Entire world is already showing a drop in fertility rate, even African countries (in that last case from 7 births to 6, but still a drop). Which is bad news really, because Greenpeace et. al. are still stuck in the 1970s and claim that there will be overpopulation. While there is going to be a demographic Winter.

Demographic Winters are so bad not only or not mostly because population drops, but because population gets old and all economic growth slows down and then stalls. Most of GDP is generated by people aged ca. 30 to 50+, which also partially explains why countries where median age is like 15 or so are poor. But once you get with median age beyond 50 (and some countries like Germany and Japan are already close), your GDP per capita starts declining.

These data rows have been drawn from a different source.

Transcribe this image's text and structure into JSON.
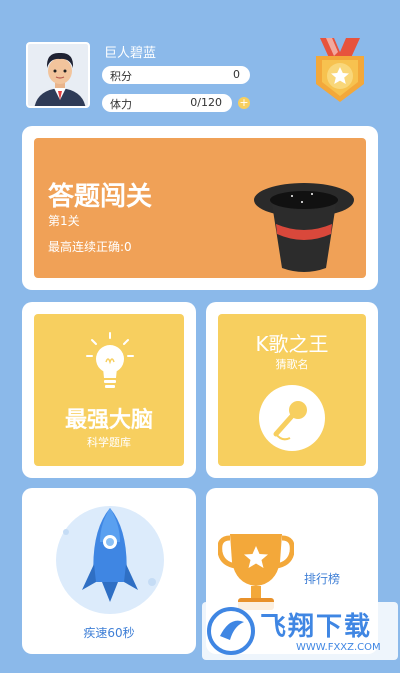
{
  "profile": {
    "name": "巨人碧蓝",
    "points_label": "积分",
    "points_value": "0",
    "stamina_label": "体力",
    "stamina_value": "0/120",
    "plus": "+"
  },
  "cards": {
    "challenge": {
      "title": "答题闯关",
      "level": "第1关",
      "streak": "最高连续正确:0"
    },
    "brain": {
      "title": "最强大脑",
      "subtitle": "科学题库"
    },
    "karaoke": {
      "title": "K歌之王",
      "subtitle": "猜歌名"
    },
    "speed": {
      "title": "疾速60秒"
    },
    "ranking": {
      "title": "排行榜"
    }
  },
  "watermark": {
    "text": "飞翔下载",
    "url": "WWW.FXXZ.COM"
  },
  "colors": {
    "background": "#8bb9ea",
    "orange": "#f0a157",
    "yellow": "#f7cf5f",
    "light_blue": "#dcebfb"
  },
  "icons": [
    "medal-icon",
    "top-hat-icon",
    "light-bulb-icon",
    "microphone-icon",
    "rocket-icon",
    "trophy-icon"
  ]
}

In addition to not generating much GDP, old people also rely on others to generate GDP for them so they can get their pensions. Thus the future with continued sub-replacement fertility rates doesn't look bright and can't really look bright. Immigration from Third World countries with high fertility rates can help for some time, but fertility rates in these countries are already also declining, and at some point will also descent into sub-replacement. The future of Europe looks a bit like the image from 2011 French movie "Intouchables", with low earner immigrant social workers taking care of decrepit autochthons.